Je contournai précautionneusement la façade, restant au plus près de l’édifice. Après avoir écouté encore quelques temps les environs afin de m’assurer qu’il n’y avait pas de danger imminent, je grimpai lestement jusqu’au sommet de la tour de Beurre.

Les Piliers barraient mon champ de vision comme une forêt dont le plafond de Matériau eût constitué la canopée ; à cette hauteur, je distinguais nettement la Voûte onduler comme la paroi d’un immense ventre. Les Tubes avaient disparu du paysage. Nul oiseau, nul rongeur perceptible aux environs. Je redescendis, l’humeur sombre, et regagnai l’intérieur de la Cathédrale.

Ne plus avoir à me cacher ni me préoccuper du bruit que je pouvais faire me perturbait ; je ne pus m’empêcher de rejoindre les quartiers du prêtre avec une certaine appréhension, marchant malgré moi avec toutes les précautions d’usage. Ayant pris une légère collation et vérifié avec soulagement que l’eau coulait encore dans l’évier de la cuisine, je commençai à remplir de ce précieux liquide tous les récipients - bouteilles, bocaux, casseroles - que je pus trouver, les recouvrant soigneusement avant de les disposer au fond d’un placard au préalable parfaitement nettoyé. Cela ne me permettrait pas de tenir bien longtemps en cas de coupure franche, mais cela augmenterait déjà mon horizon de vie de quelques semaines. Je prévoyais de renouveler cette eau régulièrement afin de m’assurer de sa potabilité ; ce que je jetterais ne serait pas perdu, puisque je pourrais me laver avec.

Tervigersant ensuite jusque tard dans la nuit, je finis par me décider à ressortir. Peut-être, en touchant le Matériau, allais-je déclencher un signal d’alerte. Mais il allait bien falloir étudier tôt ou tard mon nouvel environnement, si je voulais survivre à terme. Mon repas de la veille m’avait redonné toutes mes forces, je débordais d’énergie, autant ne pas la gâcher.

Je mis un pied dessus. C’était ferme mais plus comme du lino que comme du métal ou de la pierre. Une sensation de « quasi-organique », comme une peau de lézard géant.

Ayant attendu une bonne dizaine de minutes sans plus bouger, tous mes sens en alerte, osant à peine respirer, je posai mon second pied sur la surface.

L’ensemble demeura, sinon complètement inerte (de légères vibrations se faisaient ressentir), du moins parfaitement immobile.
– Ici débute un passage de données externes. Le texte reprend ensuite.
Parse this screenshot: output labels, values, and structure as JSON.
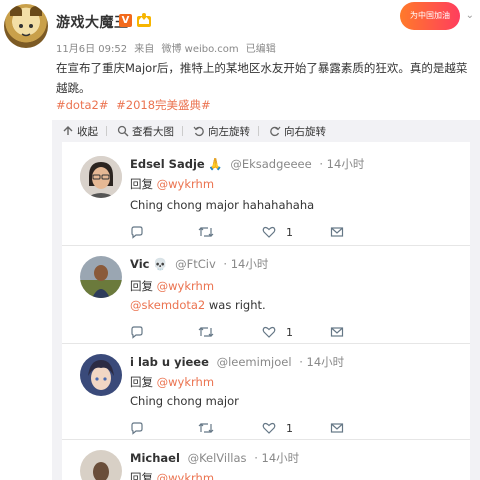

Retrouvant peu à peu mon assurance, je décidai de poursuivre ma progression et m’approchai précautionneusement d’un Pilier afin d’en examiner de plus près la structure. Il n’y avait pas de rupture de continuité, rien qui indiquât que là cessait le sol et là commençait le pilier. C’était tout bonnement la même chose - ou, peut-être, le même être.
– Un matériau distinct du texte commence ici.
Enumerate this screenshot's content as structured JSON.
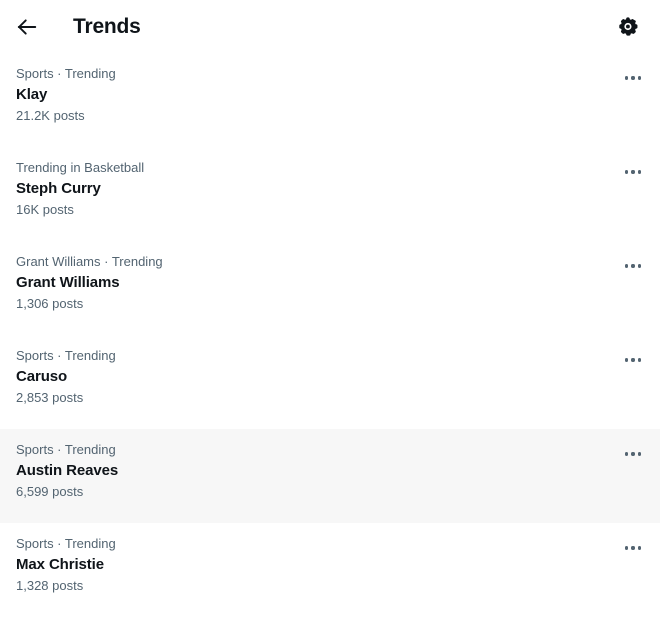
{
  "header": {
    "back_icon": "arrow-left-icon",
    "title": "Trends",
    "settings_icon": "gear-icon"
  },
  "list": {
    "more_icon": "more-horizontal-icon",
    "items": [
      {
        "category": "Sports · Trending",
        "name": "Klay",
        "posts": "21.2K posts",
        "hovered": false
      },
      {
        "category": "Trending in Basketball",
        "name": "Steph Curry",
        "posts": "16K posts",
        "hovered": false
      },
      {
        "category": "Grant Williams · Trending",
        "name": "Grant Williams",
        "posts": "1,306 posts",
        "hovered": false
      },
      {
        "category": "Sports · Trending",
        "name": "Caruso",
        "posts": "2,853 posts",
        "hovered": false
      },
      {
        "category": "Sports · Trending",
        "name": "Austin Reaves",
        "posts": "6,599 posts",
        "hovered": true
      },
      {
        "category": "Sports · Trending",
        "name": "Max Christie",
        "posts": "1,328 posts",
        "hovered": false
      }
    ]
  },
  "colors": {
    "background": "#ffffff",
    "text_primary": "#0f1419",
    "text_secondary": "#536471",
    "row_hover": "#f7f7f7"
  }
}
Je ne me sentais toutefois pas vraiment comme dans les intestins d’un animal ; plutôt comme au sein de quelque chose entre la pierre et le végétal. Une grotte qui eût poussé comme une plante. Les rainures qui striaient le sol en damier géant prenaient une courbure au voisinage des piliers ; celle-ci se muait peu à peu en anneaux réguliers qui enserraient les troncs. Je finis par retrouver ce à quoi cet ensemble me faisait penser : à la représentation usuelle des trous de ver.